Mirroring the consumer market and the trend to become banks (after all SaaS negative churn aka "ramp" is the same as modelling a fixed income structured product), many cloud providers (except e.g. Cloudflare) are entering a new phase of “moving up the value chain”: Specific, packaged industry solutions and digital transformation (“marketing slang” as I called it in my old post, but also in the transformation to subscription sense) are the new spearheads, not technology, or technological products and platforms. The platforms are not enablers anymore but outsourcers - and to turn this around quickly hire and acquire outsourcers. Enabling or disrupting technology is often left to the new, fast, product startups, especially in the data and collaboration space. Each cloud provider still has their traditional strength, like developer and user integration, ease of use, hybrid scalability, security, data analytics, regional resiliency or legacy integration through flexibility and versatility in paradigms - but the overlap has become so large that enterprise SaaS deals are decided on a strategic level and lock-in is considered a feature of shared fate and long customer lifetime value. Not even security, trust, cost or reliability incidents can break those long-term financial, often business strategy, ties.

Yet despite all the FinOps, procurement departments, especially the ones of the failed business models from above, still don't know how to play this smartly - which leads to large, fixed deals. Like a virus those reduce the agile and experimental culture of the affected tech firms and introduce a zero-sum-game mindset. And with larger deals larger teams have to be constantly fed. Some providers start taking shortcuts, others in the market place consider to follow pace, away from technological progress. Almost 6 years ago that’s why I left Accenture Digital, who were early, innovative and still strong in this market. Now I decided to leave Google for the same reason, to once again move back from manager to “swarm” and from strategy to product and technology with a clear user focus vision and narrative.
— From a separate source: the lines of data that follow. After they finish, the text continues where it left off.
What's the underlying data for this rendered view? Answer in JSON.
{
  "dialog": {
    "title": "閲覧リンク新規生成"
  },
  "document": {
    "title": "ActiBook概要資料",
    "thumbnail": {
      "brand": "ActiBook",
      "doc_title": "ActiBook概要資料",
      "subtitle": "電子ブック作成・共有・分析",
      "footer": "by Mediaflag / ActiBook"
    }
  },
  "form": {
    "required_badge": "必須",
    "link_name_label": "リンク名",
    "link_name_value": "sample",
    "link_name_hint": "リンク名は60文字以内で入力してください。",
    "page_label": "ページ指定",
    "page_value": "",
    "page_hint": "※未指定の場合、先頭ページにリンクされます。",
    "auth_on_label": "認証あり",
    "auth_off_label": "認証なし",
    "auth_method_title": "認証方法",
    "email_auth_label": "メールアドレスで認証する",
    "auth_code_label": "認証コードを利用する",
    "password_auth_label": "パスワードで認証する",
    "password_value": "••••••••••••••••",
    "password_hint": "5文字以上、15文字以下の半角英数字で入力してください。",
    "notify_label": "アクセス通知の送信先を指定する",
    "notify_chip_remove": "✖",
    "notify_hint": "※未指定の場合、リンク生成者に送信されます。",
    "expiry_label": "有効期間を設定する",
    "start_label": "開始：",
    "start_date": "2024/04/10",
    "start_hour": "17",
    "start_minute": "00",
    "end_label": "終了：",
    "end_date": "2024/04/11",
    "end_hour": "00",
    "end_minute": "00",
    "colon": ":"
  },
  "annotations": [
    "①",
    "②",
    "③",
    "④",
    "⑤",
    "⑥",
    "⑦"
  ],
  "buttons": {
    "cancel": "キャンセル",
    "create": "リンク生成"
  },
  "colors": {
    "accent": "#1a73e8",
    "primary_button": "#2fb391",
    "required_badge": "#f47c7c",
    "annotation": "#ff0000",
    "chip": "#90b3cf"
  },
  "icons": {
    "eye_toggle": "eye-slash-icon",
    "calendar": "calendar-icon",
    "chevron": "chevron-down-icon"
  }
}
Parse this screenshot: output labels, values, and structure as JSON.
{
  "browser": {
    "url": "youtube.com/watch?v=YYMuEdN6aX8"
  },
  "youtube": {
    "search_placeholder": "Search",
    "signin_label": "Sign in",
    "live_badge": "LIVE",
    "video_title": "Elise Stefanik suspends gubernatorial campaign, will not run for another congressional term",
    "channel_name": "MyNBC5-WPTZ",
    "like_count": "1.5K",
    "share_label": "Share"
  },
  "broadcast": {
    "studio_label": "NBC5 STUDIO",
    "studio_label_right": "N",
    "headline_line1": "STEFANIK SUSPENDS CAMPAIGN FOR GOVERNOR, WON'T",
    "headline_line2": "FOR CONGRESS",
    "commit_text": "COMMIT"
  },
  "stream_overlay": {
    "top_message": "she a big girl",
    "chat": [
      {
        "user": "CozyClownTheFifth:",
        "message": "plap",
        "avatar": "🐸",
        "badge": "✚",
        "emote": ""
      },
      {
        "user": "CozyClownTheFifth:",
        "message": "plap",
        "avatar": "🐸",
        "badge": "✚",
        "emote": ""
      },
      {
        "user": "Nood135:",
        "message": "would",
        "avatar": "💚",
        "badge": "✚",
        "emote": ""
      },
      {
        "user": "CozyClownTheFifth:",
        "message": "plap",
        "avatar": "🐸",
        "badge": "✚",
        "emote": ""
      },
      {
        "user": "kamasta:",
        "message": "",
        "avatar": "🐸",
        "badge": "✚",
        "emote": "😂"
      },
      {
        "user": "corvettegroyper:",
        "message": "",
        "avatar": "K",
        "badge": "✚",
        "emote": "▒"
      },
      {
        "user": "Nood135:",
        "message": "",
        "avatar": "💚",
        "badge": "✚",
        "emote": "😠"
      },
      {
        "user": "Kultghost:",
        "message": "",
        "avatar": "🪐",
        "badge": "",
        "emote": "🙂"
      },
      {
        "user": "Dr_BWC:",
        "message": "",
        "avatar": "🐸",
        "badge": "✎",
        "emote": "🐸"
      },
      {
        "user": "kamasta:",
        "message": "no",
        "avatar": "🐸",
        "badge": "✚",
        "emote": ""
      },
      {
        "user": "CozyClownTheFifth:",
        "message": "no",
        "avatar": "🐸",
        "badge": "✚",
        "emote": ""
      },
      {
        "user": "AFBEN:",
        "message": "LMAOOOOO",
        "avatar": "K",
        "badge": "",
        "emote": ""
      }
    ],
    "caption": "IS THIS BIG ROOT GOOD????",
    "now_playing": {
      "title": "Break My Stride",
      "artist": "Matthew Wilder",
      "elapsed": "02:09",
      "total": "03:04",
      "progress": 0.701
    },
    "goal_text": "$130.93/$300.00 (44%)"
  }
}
So, nothing changed - really. Well, the pandemic did its part and so I became more interested in real, multi-national remote work, meaning a culture around strong operating principles that fosters global collaboration around a basket of enabling products, not only platforms, and has a non-zero-sum mindset. That takes Asia seriously, doesn't have a California-centered image of the world and doesn't only have the best opportunities in select physical locations. It so happens that Stripe was long on my radar for that.
 
I like the spirit of making an inherently messy and complex world legible and democratized. In particular real user focus, and a writing culture specifically without that marketing slang but instead rigorous, long-term thinking. Incidentally, I actually worked on quite a few payment systems before, from FX to mobile terminals. If the world and tech already changes to payments and subscriptions, at least I can try to make them better, more democratized and more open for everyone. I also want them less invasive (No, I don’t want to set up a PayPal account dear dark pattern, and why does Apple share my Apple e-mail with merchants on Pay?), more interoperable and resilient, but most importantly inclusive of people with less money than tech elites, and people outside the US, especially Asia. This user focus combined with strong developer architecture is what I find interesting. I am happy to admit that I bought almost all issues of Increment and almost all Stripe press books anyways before.


Joining Stripe Singapore as an integration engineer I’d be delighted to make this role more visible and publish more on it - who knows, maybe it’s the next SRE?


Note: As I am starting a new job I will publish 2 backdated articles (first one here and second one here) in a rough state so I don't get too biased / informed by my new role.